Sentada en el pasto, con la laucha de monte, y mis hijas alrededor de ella, confío en no darle sentido al evento. Podría decir en loop: la laucha murió. Pero mis hijas cantan, para despedirla, y una tristeza repentina toma la tarde. Las palabras distintas, otras frases, vendrán cuando sea necesario. Les digo a mis hijas que voy a escribir sobre esto, digo necesito escribirlo. Ellas me miran. La más pequeña me da la mano. La más grande dice: después, mami, ahora hay que ocuparse.

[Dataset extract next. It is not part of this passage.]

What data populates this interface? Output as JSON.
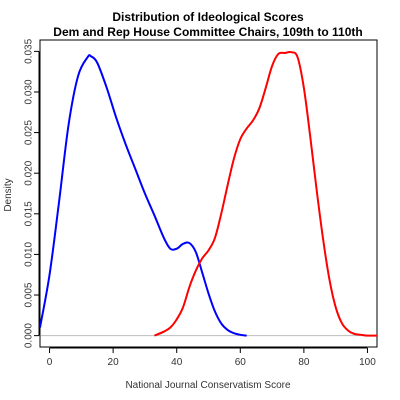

Una cita de Alejandra Pizarnik
A veces me gustaría registrarme por escrito en cuerpo y alma: dar cuenta de mi respiración; de mi tos; de mi cansancio; pero de una manera alarmantemente exacta; que se me oiga respirar; toser; llorar; si pudiera llorar.
Diarios, París, agosto de 1961.
Bio
Flora Alejandra Pizarnik nació en Avellaneda, provincia de Buenos Aires, en abril de 1936. Fue poeta, ensayista y traductora. Estudió Filosofía y Letras en la Universidad de Buenos Aires y también cursó estudios de pintura. Vivió en París, donde trabajó para revistas y algunas editoriales francesas. Publicó poemas y críticas en varios diarios y tradujo a Artaud, Michaux, Césaire, entre otros. Al volver a Buenos Aires, Pizarnik publicó tres de sus principales volúmenes: Los trabajos y las noches, Extracción de la piedra de locura y El infierno musical, así como su trabajo en prosa La condesa sangrienta. Recibió las becas Guggenheim y Fullbright. Se considera que sus trabajos y su poesía forman parte de los mayores exponentes de la literatura latinoamericana. Murió en Buenos Aires en septiembre de 1972. Se publicaron, de forma póstuma, Textos de Sombra y últimos poemas (1982), seguido de su primera biografía, Alejandra (1991) Más recientemente, se han publicado también sus Diarios (2013) y la mayoría de sus cartas en Nueva Correspondencia Pizarnik (2014).